The 1970s were a catch-up period for the price of gold relative to the U.S. dollar’s loss in value over the previous four decades. That, and the anxiety and anticipation created by the realization that things were far worse than we had previously known, led to outsized gains.
Gold’s failure to make a new, inflation-adjusted high in 2011 is perfectly reasonable. This is because gold’s upward price movement reflected the extent of ongoing U.S. dollar devaluation that had occurred since the eighties. Whereas, the price movement upward in the seventies reflected U.S dollar devaluation that had occurred over the prior forty years – a period more than twice as long.

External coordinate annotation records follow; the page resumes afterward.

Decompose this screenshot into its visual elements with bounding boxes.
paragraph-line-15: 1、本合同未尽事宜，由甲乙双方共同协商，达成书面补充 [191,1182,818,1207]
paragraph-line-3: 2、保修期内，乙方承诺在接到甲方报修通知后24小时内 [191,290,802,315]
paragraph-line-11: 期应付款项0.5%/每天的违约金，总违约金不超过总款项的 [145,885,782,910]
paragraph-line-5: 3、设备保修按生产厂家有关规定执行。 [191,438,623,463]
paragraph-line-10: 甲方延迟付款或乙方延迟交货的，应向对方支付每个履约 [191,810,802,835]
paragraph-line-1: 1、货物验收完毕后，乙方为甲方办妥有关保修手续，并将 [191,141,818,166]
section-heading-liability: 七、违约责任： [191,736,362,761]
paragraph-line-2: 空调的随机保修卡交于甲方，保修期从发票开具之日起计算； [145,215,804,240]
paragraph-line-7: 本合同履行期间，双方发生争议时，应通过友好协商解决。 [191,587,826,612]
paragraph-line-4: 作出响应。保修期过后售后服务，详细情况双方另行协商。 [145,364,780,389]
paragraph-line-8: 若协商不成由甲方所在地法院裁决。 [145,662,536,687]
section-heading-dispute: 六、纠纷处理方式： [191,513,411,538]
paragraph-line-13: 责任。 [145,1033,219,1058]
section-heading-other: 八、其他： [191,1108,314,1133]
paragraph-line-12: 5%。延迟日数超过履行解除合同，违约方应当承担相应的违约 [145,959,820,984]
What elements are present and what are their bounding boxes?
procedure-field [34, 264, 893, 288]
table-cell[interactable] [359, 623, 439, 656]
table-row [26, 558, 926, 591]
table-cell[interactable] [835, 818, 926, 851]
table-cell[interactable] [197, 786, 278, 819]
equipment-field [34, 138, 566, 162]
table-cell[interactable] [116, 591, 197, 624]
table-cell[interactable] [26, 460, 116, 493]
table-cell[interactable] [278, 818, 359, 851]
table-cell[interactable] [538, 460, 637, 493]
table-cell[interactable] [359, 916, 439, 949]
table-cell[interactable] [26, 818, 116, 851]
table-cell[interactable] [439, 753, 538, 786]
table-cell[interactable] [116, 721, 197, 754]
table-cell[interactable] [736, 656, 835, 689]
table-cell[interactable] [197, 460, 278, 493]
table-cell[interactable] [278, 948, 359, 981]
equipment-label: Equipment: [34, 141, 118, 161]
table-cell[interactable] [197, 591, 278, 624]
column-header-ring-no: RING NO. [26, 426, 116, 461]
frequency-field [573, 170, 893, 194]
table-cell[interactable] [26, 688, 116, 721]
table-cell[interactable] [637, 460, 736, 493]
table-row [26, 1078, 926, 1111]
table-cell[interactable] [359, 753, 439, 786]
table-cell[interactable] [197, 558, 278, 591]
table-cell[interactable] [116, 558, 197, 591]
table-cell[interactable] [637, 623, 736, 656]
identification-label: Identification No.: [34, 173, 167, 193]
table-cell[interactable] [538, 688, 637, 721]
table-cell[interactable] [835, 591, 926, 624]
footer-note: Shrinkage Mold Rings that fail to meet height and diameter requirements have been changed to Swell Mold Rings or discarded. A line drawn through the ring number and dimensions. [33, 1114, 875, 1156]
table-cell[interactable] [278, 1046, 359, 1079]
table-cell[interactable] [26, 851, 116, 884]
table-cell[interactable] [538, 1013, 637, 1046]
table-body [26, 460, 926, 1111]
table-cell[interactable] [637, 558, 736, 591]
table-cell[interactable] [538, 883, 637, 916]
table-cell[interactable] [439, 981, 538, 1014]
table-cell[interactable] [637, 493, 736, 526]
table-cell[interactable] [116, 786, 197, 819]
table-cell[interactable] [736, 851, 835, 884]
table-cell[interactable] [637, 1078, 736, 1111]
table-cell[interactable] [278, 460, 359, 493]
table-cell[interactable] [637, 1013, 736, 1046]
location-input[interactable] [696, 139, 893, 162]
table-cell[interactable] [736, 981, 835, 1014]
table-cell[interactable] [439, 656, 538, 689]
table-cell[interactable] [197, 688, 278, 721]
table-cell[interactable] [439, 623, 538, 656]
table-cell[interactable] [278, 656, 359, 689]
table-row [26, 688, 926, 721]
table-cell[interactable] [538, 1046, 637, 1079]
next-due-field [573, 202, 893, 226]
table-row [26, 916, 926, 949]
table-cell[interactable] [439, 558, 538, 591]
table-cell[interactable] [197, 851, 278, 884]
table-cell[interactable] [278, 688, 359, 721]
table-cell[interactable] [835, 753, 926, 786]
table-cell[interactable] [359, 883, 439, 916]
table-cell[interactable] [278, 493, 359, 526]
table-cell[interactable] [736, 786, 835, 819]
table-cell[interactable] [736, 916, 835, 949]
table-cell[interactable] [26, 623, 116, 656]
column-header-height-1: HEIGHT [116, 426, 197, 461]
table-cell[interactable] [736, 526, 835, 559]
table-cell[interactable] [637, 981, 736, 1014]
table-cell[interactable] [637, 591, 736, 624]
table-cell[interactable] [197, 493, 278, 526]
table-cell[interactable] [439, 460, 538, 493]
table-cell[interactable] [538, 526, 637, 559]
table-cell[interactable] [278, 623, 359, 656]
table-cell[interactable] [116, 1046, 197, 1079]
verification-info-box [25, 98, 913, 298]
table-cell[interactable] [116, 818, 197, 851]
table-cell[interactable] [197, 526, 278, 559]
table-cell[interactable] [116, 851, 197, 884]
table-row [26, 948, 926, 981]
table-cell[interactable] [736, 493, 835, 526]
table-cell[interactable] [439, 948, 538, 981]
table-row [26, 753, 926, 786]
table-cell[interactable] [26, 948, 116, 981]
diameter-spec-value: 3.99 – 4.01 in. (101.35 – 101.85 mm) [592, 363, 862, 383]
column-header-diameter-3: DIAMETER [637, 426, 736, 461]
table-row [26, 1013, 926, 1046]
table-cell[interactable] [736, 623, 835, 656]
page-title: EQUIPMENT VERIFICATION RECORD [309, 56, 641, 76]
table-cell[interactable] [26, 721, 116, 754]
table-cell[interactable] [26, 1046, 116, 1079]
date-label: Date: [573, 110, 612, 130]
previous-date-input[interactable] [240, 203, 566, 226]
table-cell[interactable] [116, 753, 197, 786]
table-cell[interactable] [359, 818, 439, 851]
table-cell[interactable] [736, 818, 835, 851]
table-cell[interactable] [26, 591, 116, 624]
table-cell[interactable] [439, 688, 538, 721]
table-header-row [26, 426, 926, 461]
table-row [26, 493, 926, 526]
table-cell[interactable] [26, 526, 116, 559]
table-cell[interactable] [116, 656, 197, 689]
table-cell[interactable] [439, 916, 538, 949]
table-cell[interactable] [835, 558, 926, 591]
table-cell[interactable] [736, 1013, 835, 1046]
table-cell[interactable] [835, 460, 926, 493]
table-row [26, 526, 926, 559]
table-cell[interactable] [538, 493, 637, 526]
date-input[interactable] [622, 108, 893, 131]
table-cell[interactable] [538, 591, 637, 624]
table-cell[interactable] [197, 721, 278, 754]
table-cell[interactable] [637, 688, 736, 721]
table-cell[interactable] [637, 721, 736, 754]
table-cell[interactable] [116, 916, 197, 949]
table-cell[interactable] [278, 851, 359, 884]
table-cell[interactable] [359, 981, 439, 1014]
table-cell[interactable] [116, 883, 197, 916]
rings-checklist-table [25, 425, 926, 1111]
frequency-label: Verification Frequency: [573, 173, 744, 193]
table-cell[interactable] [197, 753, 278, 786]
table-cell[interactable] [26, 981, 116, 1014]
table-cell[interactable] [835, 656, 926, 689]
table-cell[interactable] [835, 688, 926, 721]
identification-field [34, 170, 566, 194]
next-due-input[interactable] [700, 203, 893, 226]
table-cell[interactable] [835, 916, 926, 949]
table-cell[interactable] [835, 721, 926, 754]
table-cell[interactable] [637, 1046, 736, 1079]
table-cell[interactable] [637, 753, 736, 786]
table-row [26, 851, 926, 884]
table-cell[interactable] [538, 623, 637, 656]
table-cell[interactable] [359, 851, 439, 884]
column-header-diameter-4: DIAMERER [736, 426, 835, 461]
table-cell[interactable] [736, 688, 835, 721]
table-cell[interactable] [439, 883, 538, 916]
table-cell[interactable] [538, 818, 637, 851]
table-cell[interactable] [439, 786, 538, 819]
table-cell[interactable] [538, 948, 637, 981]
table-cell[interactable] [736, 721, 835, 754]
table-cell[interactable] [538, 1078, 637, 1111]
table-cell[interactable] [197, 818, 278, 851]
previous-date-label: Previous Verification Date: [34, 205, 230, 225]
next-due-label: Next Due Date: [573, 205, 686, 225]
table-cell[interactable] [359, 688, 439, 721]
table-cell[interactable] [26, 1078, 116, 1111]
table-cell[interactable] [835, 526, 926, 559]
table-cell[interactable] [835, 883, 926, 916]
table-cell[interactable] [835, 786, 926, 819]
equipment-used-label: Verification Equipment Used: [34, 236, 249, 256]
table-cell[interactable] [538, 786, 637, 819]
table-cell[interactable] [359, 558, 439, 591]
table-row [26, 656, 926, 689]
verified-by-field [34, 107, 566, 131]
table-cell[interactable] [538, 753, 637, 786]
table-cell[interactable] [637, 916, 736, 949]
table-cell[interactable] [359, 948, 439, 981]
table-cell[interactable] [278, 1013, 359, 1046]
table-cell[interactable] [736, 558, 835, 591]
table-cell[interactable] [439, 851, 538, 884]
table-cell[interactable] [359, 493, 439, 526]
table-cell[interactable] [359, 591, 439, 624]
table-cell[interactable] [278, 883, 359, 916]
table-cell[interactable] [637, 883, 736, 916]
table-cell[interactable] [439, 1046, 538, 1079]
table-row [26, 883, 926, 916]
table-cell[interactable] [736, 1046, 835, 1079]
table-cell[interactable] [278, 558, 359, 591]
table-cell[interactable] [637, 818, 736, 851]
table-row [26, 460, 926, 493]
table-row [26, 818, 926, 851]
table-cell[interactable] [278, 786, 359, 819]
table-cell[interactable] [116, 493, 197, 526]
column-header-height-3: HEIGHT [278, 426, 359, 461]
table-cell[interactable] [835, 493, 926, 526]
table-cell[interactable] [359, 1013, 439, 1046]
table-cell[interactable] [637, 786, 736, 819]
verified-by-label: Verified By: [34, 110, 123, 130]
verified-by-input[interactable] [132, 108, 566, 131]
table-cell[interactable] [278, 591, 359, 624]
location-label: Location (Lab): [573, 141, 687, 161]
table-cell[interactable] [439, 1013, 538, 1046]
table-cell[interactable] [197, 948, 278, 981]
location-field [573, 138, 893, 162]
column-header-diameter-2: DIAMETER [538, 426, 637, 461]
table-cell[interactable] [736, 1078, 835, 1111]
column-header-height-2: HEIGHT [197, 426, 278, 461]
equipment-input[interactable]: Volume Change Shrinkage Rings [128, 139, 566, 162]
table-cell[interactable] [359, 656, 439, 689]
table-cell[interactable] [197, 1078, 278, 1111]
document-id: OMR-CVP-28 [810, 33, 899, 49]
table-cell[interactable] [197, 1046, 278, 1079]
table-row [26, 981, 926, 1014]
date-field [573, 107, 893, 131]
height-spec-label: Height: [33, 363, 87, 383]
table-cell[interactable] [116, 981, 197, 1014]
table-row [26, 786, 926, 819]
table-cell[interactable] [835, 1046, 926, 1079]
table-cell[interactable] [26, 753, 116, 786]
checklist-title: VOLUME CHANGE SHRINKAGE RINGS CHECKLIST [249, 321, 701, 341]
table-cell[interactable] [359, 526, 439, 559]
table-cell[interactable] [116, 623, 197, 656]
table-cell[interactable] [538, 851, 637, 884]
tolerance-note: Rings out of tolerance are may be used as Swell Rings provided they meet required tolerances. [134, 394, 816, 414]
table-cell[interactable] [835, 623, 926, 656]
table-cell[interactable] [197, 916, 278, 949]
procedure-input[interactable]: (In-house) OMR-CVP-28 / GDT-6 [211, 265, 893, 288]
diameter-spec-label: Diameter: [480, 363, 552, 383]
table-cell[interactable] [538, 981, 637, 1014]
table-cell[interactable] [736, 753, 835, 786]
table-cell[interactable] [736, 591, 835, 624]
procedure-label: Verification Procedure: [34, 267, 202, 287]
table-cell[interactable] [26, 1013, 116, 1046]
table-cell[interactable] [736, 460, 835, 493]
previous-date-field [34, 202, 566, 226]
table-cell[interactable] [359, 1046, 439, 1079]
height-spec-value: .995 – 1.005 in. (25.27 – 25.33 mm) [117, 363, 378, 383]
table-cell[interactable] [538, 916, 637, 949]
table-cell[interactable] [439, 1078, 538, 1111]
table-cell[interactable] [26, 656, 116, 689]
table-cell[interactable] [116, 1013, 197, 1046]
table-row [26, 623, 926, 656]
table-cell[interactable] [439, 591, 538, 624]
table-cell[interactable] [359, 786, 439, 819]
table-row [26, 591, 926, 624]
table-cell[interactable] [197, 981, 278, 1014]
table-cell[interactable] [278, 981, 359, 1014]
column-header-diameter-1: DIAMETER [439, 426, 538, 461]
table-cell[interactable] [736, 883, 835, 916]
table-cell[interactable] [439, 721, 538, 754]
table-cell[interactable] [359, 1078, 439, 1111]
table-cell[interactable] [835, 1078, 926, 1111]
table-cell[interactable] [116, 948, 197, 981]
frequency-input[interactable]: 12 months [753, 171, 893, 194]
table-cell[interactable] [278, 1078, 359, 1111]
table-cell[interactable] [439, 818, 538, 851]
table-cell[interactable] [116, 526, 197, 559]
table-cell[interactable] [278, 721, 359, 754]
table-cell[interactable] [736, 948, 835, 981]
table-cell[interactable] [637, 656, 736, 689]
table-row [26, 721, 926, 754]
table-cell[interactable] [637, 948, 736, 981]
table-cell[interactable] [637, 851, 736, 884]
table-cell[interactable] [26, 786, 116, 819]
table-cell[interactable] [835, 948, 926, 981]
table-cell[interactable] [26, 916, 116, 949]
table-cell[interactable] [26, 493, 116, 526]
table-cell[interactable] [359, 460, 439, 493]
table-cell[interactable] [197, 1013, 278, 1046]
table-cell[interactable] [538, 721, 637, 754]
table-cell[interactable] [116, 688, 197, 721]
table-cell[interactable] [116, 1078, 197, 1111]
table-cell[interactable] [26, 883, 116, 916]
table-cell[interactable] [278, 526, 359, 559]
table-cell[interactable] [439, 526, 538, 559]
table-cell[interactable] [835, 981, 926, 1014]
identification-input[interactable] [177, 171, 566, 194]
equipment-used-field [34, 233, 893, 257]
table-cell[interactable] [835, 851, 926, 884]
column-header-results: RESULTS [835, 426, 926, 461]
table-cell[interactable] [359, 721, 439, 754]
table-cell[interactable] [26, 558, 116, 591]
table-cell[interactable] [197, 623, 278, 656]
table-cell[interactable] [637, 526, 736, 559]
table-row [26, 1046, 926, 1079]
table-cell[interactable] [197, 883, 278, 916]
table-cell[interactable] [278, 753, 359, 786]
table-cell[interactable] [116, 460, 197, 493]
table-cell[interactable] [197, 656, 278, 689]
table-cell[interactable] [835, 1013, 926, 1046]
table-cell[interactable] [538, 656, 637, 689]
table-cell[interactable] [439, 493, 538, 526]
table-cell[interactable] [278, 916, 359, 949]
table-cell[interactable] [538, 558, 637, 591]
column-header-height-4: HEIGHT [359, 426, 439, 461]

Gold’s price is not an indication of its value. The value of gold is constant and does not change. Its price is a reflection of the value of the U.S. dollar. Nothing more. Nothing less. Nothing else.
And what is happening to the US dollar? It is in a state of constant deterioration, punctuated with periods of relative stability.
And the peaks and low points for those periods are seen clearly on both charts (1933, 1971, 1980, 2001, 2011) and correspond with highs and lows for the price of gold, both in nominal and real terms.
Gold is not an investment. When gold is characterized as an investment, the incorrect assumption leads to unexpected results regardless of the logic. If the basic premise is incorrect, even the best, most technically perfect logic will not lead to results that are consistent.
In light of all this, what can we expect from gold looking ahead? Or, better phrased, what can we expect from the U.S. dollar; and how does that translate to expectations for the price of gold?
One possibility is that the U.S. dollar could continue to stabilize and strengthen along with an improving economy. The price of gold would stabilize and move lower reflecting the dollar’s relative strength. This is similar to what happened between 1980 and 2001, and what we are currently experiencing since 2011. And it could go on this way for years. During periods like this, you should not expect gold’s price to increase.
Another scenario is that the dollar could renew its long-term decline in rapidly accelerating fashion, eventually ending in complete rejection and repudiation. In which case, owning gold is imperative for wealth preservation and financial survival. But any profits would be elusive. At a time like that, the U.S. dollar price of gold becomes meaningless. What does matter, and what is critical, is how much gold you own.
Lastly, attempts by the Federal Reserve to unwind its horrendously bloated balance sheet and encourage a return to a relatively normal level of interest rates could backfire. We could see a another credit collapse. This one would be much worse than anything we have experienced to date, and the unwinding of prices for all assets (stocks, bonds, real estate, commodities) denominated in dollars would trigger a full-scale depression and lead to a suppression of most economic activity. Don’t look for gold to save you. The U.S. dollar would increase in value; thus, gold’s price in dollars would decline significantly. The US dollar would actually buy more, not less. But the supply of US dollars would be significantly less. This is true deflation, and it is the exact opposite of inflation.
There are, of course, variations and combinations of the above scenarios that may play out. Any actions or responses by government and the Federal Reserve will affect the magnitude and duration of various crises.
Whatever the course of events, or how they unfold, there is no fundamental reason for gold to make new inflation-adjusted highs.
The case for gold is not about price. It is about value. And its value will become readily apparent when governments and individuals are scrambling amid the ruins of our financial system looking for something, anything, to replace worthless paper currencies. which are nothing more than substitutes for real money.